/DataEng_Autocomplete_Algorithm

An autocomplete algorithm written in Java using a binary tree data structure

Primary LanguageJava

Autocomplete program in Java (Python script added since then)

1/ Introduction

This program written in Java will display autocompleted results based on a user query input string.
In order to display these results, the program asks the user to enter a string into the command prompt. It will then look for the corresponding words in the words referential, and display the top 4 words onto the command prompt. Theses words will be displayed alphabetically sorted as they are stored as such.

2/ Data structure and algorithm

2-1/ Data structure

The words from the words referential are stored into a Tree. The tree is made of Tree Nodes.
Each tree node contains :

  • a character from a stored word
  • a list of children nodes, which will contain the following possible characters for each word from the words referential. These nodes are stored alphabetically sorted.
  • a Boolean indicating if the node is the last node of a word, e.g the list of children is empty and the character for this node is the last character of a word (this kind of node can be called "leaf").

This program is partitioned into two object classes (Tree and TreeNode), a main class and a JUnit 5 test file. ALso, a specific static class, BinarySearchWithComparator, will perform the binary searches based on the BinarySearch class from Java.util.Collections.

2-2/ Algorithm

Main
The main class first asks the user to enter an input query as string. Next, it instantiates a new empty Tree and loads it up with the words from the words referential. The nodes are stored alphabetically sorted. It can then use the Tree to obtain the list of autocompleted results corresponding to the user's query. Finally, it displays the top 4 words to the user.

Tree

  • Adding a child to a node : We perform a binary search in all children of the current node in order to check if a child node with the current character already exists. If not, we add the child to the children list, alphabetically sorted.
  • Traversing the tree to find words which start with the user's query : Starting from the root node, we perform a binary search for each character of the query. If we find a corresponding node, we recursively loop. Once we found out all the nodes for each character of the query, we can retrieve all the results in all children of the final node. If no nodes are found for any character of the query, no results are retrieved, meaning no words starting with the user's query exist in the words referential.

TreeNode

  • Add a child : We add a new child to the children list of the tree node, alphabetically sorted (using the same logic as the binary search). If the child represents the last character of a word, we set the dedicated Boolean to true.

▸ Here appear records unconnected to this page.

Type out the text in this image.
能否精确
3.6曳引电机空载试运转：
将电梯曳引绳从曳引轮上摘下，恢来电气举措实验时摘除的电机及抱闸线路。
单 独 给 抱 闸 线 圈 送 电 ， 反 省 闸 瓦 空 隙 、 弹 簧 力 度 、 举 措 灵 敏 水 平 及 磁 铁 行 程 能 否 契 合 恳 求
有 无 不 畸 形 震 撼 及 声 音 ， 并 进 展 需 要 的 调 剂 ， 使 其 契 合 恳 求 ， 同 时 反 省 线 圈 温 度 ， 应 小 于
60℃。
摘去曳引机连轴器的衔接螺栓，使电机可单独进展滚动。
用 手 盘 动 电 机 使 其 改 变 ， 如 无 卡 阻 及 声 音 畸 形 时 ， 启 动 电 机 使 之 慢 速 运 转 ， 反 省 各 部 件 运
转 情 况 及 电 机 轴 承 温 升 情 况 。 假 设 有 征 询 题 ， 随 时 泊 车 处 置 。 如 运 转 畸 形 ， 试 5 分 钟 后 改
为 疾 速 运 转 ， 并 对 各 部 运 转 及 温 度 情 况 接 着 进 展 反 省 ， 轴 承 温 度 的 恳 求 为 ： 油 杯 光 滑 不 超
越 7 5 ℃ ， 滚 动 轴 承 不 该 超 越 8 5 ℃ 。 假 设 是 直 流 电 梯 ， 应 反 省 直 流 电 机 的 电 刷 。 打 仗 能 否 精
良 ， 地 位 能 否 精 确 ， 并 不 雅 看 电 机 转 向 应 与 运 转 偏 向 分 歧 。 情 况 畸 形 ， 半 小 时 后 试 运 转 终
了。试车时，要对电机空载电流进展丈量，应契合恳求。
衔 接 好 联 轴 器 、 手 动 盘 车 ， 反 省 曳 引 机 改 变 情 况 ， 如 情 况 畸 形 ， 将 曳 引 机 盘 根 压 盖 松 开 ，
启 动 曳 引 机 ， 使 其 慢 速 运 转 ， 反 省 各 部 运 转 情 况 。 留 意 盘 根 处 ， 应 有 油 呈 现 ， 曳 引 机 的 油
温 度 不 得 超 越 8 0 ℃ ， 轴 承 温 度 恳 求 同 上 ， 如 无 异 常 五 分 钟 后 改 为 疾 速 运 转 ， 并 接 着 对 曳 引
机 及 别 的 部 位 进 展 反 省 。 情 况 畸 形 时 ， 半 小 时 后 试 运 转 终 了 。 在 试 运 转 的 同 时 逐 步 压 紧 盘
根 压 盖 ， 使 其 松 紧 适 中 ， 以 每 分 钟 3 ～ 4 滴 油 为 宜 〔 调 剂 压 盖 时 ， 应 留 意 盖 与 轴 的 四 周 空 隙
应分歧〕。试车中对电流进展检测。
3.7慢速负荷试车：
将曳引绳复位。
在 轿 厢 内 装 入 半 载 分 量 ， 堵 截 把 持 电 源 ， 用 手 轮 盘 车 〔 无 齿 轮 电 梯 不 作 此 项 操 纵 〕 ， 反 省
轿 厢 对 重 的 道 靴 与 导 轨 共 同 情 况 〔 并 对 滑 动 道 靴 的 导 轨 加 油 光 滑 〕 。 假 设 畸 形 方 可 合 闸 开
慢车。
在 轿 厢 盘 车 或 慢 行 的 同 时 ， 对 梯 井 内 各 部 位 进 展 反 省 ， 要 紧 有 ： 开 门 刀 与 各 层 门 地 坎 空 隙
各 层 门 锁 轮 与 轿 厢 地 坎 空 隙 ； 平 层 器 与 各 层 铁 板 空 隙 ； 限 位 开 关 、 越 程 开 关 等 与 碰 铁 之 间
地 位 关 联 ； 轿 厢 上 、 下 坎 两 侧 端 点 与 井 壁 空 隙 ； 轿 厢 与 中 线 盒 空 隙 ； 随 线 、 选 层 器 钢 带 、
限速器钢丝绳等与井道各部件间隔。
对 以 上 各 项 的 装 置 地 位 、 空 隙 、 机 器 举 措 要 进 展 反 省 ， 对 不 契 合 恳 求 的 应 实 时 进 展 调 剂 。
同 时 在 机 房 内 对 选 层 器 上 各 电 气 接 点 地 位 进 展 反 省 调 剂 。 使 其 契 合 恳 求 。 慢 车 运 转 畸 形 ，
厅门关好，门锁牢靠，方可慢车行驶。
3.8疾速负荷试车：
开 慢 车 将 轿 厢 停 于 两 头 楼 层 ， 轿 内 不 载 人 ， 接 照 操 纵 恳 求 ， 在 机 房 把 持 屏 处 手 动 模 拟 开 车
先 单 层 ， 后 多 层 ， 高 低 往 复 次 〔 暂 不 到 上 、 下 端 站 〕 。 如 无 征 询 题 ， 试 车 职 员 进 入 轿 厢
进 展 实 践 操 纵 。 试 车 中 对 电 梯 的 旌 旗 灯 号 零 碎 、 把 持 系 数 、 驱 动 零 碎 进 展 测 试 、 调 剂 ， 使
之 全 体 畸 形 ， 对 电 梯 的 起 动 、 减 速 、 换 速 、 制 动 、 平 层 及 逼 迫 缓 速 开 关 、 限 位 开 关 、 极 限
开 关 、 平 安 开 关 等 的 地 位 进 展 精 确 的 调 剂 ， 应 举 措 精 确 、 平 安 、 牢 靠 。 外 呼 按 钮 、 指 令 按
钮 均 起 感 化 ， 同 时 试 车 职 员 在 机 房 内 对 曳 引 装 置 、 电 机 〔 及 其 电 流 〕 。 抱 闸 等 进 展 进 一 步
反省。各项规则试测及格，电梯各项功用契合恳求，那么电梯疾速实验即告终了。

3/ Thoughts and limits of this approach

Some other other approaches could have been possible :

a/ Naive approach : Build a simple list of all words, and iterate the list of words in order to find the results words that start with the user's input.
This approach is very slow and not scalable. The more words we have in the list, the slower the approach will be.

b/ Indexing using dictionaries / hash maps : Just like the way we look for a word in a paper dictionary, we would store the words into a dictionary, using characters as keys. This approach less interesting than the Tree in a big data context :

  • Trees support ordering.
  • Trees can be modified concurrently, by locking single nodes. Hash tables need to be locked as a whole to ensure consistent values.
  • If one day we want to retrieve all the words which the first character is greater than, let's say "G", it will be way faster with a Tree (log n) than with a hash table.

c/ Tree of chained nodes : This is the approach I used for this program.

  • This approach is very scalable : if we have a lot of words, we just have to add nodes to the tree, reusing some nodes. For example, if we want to add the word Board and we already have the word Boy in the tree, we will reuse the nodes B and O, and add the nodes A, R, and D after the O in the tree.
  • This is easily maintainable, we have full control of the nodes and tree structures, as they are represented by specific Java classes.
  • This data structure is fast to understand and to visually represent. It uses a structure that looks like chained lists, as each tree node is chained to its children.

Two versions of the program are available in this repo : a version with a Linear Search O(n) -in the "old version" folder, and the main version with a Binary Search O(log n). I've performed performances comparison between both programs, that you can find below.

4/ Performances comparison between Binary Search method and Linear Search

Binary Search (Average, in nanoseconds) Linear Search (Average, in nanoseconds)
304,860 60,565,560

As expected, the binary search method is way faster.

Author : Thibaut BREMAND